Besos que se multiplican

Con motivo de la representación número mil, me acerqué de nuevo a ver este espectáculo. Lo hice por los recuerdos que me trae, pero también para comprender, después del tiempo transcurrido, el porqué de su éxito, de que la fórmula siga viva. Y coleando. Lo primero que rememoré fue el momento en que la compañía comandada por Alberola y Benavent multiplicó el ingenio para llegar a públicos más amplios. Lo bien cierto es que Albena, con esta obra del tándem Carles Alberola y Roberto García, dio ese paso iniciado por algunos grupos, sobre todo catalanes (Dagoll Dagom, La Cubana, Comediants?), al haber sabido mezclar innovación y comercialidad. Un hecho que tiene su importancia en un país cuyo público mayoritario (lo sigue siendo en gran medida), como decía Pemán, le gusta más el «teatro de lo sabido» que la emoción de la novedad. Y con este montaje se alcanzó esta última sensación, y eso que ha sido repuesta en incontables ocasiones. Para que haya un buen teatro off es necesario un buen teatro on.

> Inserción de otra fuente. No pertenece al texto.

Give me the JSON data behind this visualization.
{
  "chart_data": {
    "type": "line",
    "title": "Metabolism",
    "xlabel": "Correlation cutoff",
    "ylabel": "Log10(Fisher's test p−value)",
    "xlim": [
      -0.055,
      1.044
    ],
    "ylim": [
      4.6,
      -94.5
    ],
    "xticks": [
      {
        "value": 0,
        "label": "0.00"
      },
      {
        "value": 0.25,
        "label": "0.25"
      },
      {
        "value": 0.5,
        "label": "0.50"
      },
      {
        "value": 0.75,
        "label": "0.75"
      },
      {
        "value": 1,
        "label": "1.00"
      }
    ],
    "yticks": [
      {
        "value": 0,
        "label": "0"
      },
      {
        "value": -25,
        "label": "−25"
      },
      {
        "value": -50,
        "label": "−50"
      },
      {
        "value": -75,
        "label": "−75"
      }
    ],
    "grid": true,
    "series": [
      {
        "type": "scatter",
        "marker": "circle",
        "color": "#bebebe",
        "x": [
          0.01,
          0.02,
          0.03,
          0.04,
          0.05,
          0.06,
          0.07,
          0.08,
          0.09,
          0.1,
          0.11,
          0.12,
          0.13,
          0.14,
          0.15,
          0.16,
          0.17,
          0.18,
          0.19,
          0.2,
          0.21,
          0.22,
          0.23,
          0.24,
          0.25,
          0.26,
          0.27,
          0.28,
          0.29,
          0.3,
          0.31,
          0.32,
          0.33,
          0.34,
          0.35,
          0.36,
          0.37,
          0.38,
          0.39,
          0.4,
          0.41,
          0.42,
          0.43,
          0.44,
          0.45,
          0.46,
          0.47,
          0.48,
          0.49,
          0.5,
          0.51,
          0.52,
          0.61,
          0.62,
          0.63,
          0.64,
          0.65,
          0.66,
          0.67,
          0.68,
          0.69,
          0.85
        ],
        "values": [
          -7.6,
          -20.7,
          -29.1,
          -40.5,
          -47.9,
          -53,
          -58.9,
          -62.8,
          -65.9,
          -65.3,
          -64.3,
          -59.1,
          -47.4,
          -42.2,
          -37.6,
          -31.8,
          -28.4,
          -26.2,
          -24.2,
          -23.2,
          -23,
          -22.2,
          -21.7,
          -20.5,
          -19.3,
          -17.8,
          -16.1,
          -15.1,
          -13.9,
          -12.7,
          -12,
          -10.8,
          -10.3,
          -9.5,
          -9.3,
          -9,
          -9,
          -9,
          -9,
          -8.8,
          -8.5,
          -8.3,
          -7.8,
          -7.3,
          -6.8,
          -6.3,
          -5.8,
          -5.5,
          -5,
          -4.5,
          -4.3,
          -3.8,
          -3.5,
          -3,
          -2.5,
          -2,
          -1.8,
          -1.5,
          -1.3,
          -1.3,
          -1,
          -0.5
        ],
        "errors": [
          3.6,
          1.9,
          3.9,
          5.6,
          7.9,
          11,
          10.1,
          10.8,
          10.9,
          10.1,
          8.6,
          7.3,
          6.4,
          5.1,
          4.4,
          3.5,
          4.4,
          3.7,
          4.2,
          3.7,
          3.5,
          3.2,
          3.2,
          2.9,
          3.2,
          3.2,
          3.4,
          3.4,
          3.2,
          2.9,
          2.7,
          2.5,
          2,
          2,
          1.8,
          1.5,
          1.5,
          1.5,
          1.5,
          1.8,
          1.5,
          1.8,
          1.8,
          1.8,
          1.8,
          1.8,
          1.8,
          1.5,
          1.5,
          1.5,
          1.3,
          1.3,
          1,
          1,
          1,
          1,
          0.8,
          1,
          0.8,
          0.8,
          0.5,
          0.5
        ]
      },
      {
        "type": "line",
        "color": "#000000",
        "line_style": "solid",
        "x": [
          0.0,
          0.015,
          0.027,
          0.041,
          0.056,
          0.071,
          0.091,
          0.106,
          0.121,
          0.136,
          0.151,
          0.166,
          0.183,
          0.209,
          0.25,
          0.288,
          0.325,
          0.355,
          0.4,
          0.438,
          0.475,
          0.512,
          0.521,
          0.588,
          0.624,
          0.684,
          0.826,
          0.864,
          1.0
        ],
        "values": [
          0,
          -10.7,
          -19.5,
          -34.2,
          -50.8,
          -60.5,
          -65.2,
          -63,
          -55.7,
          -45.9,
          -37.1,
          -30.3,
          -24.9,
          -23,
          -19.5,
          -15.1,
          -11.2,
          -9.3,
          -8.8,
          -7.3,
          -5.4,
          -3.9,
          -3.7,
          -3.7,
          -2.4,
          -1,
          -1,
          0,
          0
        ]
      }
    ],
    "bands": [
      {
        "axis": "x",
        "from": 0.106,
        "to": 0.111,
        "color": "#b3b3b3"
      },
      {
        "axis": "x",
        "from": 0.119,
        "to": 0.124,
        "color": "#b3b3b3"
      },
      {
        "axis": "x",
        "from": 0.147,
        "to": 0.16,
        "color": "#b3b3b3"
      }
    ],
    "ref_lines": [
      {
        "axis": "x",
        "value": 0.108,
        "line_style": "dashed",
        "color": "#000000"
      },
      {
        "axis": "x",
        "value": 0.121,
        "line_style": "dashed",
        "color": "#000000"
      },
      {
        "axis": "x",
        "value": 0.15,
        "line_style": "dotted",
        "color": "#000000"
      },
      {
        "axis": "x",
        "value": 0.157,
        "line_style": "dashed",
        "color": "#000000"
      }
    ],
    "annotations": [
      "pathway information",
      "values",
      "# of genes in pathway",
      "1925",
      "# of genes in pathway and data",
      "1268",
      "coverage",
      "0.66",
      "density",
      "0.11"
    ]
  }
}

A su manera, Besos es un musical. Las canciones forman parte de la acción y sirven para perfilar los personajes. Un musical especial, porque no son canciones cualquiera, sino que están dentro (por mucho que algunos no se atrevan a reconocerlo) de la memoria sentimental. Músicas y, sobre todo, letras, de Perales, Pimpinela o Camilo Sexto se convierten en réplicas imprevistas, en giros alocados y en una buena cantidad de gags absurdos y leves. Así son estos trece sketchs diferentes (algunos antológicos, como el de la vida que pasa en un santiamén), que se pueden resumir en uno, las desavenencias hombre-mujer. Pero más allá de la burla de la trivialidad, la pulida dirección del Alberola es otro tanto (sello Albena). Otro tanto que hace que el reparto siga brillando en matemáticas y desparpajo. Ahora con más soltura, pero con la misma fórmula: cada canción un recuerdo, y una ataque de risa. Así lo percibí de nuevo en el público de la otra noche. Besos mil.